Let me show you what I mean. Here’s the opening bars:
I don’t like no whips and chains and you can’t tie me down
But you can whip your lovin’ on me baby (That’s right, that’s right)
Whip your lovin’ on me, baby
Leading with his turn-offs. “Please don’t do these things to me.” What you can’t hear on the page is the swagger in Harlow’s delivery; you need that. The words undercut the attitude: full of strut, still the dorky outsider.
I’m vanilla, baby
I’ll choke you, but I ain’t no killer, baby
She twenty-eight, tellin’ me I’m still a baby
I get love in Detroit like Skilla Baby
More contradiction and self-deprecation. I’ve never heard anyone brag about being “vanilla,” rappers are always the freakiest in the room. Line two I read as “I’m not really into this, but if you insist.” Is this an offer of a compromise? “She” in line three is a slightly older woman (Harlow would have been 26? 27?). Being called “still a baby” by someone just a year older than you doesn’t sound like it’s a compliment. But here again, Harlow delivers the line like he thinks it is.
And check that last line — I don’t think I’ve ever heard one rapper name-check another to say he’s just as popular. The next few bars expand on this, still comparing himself:
Young J-A-C-K, AKA
Rico like Suave, Young Enrique…
I’m not saying this is what Harlow intended. I would never. I’m just saying that it’s there, and I can see it, and it’s interesting. To my mind, that makes it a good lyric. But it still fits into (plays off of) the expectations and structures of the genre Harlow is working in.

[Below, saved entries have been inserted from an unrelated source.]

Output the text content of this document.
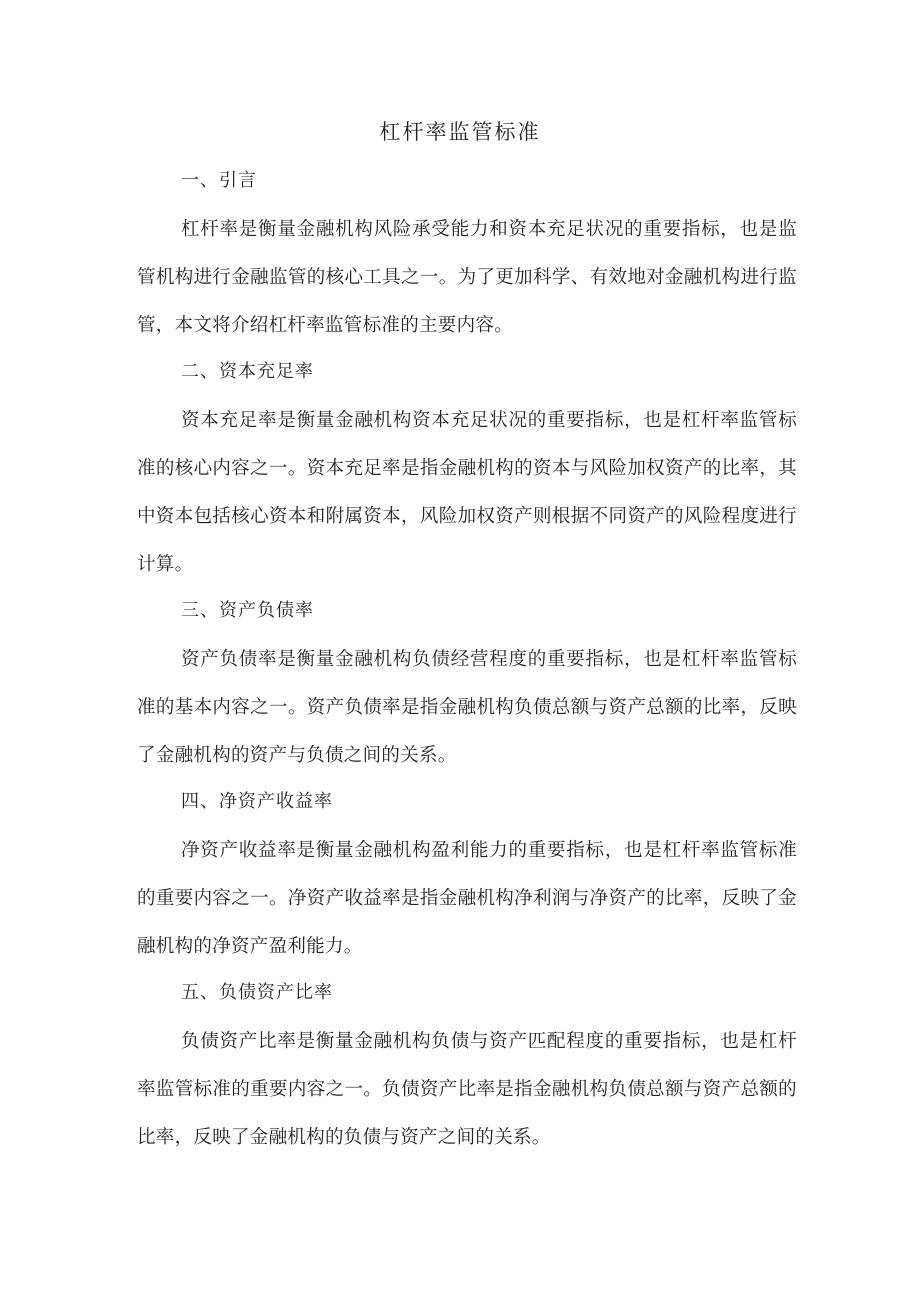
杠杆率监管标准
一、引言

杠杆率是衡量金融机构风险承受能力和资本充足状况的重要指标，也是监管机构进行金融监管的核心工具之一。为了更加科学、有效地对金融机构进行监管，本文将介绍杠杆率监管标准的主要内容。

二、资本充足率

资本充足率是衡量金融机构资本充足状况的重要指标，也是杠杆率监管标准的核心内容之一。资本充足率是指金融机构的资本与风险加权资产的比率，其中资本包括核心资本和附属资本，风险加权资产则根据不同资产的风险程度进行计算。

三、资产负债率

资产负债率是衡量金融机构负债经营程度的重要指标，也是杠杆率监管标准的基本内容之一。资产负债率是指金融机构负债总额与资产总额的比率，反映了金融机构的资产与负债之间的关系。

四、净资产收益率

净资产收益率是衡量金融机构盈利能力的重要指标，也是杠杆率监管标准的重要内容之一。净资产收益率是指金融机构净利润与净资产的比率，反映了金融机构的净资产盈利能力。

五、负债资产比率

负债资产比率是衡量金融机构负债与资产匹配程度的重要指标，也是杠杆率监管标准的重要内容之一。负债资产比率是指金融机构负债总额与资产总额的比率，反映了金融机构的负债与资产之间的关系。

If this is intentional, it’s quite an achievement. If it’s not, I don’t know how Harlow could have done any better on purpose.
The point is: lyrics are part of a song. Do you want to hear drums in isolation? Probably not. If you take the lyrics out of the song — just read them off the page — you lose context. You can’t tell their purpose anymore. Harlow’s bars are in service to the beat, the same as a baseline.
Are lyrics today worse than they used to be? That’s hard to quantify. Even if you could, though, you have to approach the lyrics on their own terms and in the context of how (if) they serve the music. I don’t like Lennon’s lyrics, especially in “Across the Universe.” But Beato’s not wrong that Lennon’s lyrics read better than Harlow’s. Some lyrics were written like they were meant to be read. Others were never intended to stand on their own. Harlow’s sound weak in comparison because Beato is treating these two sets of lyrics like they are supposed to carry the same weight. They’re not.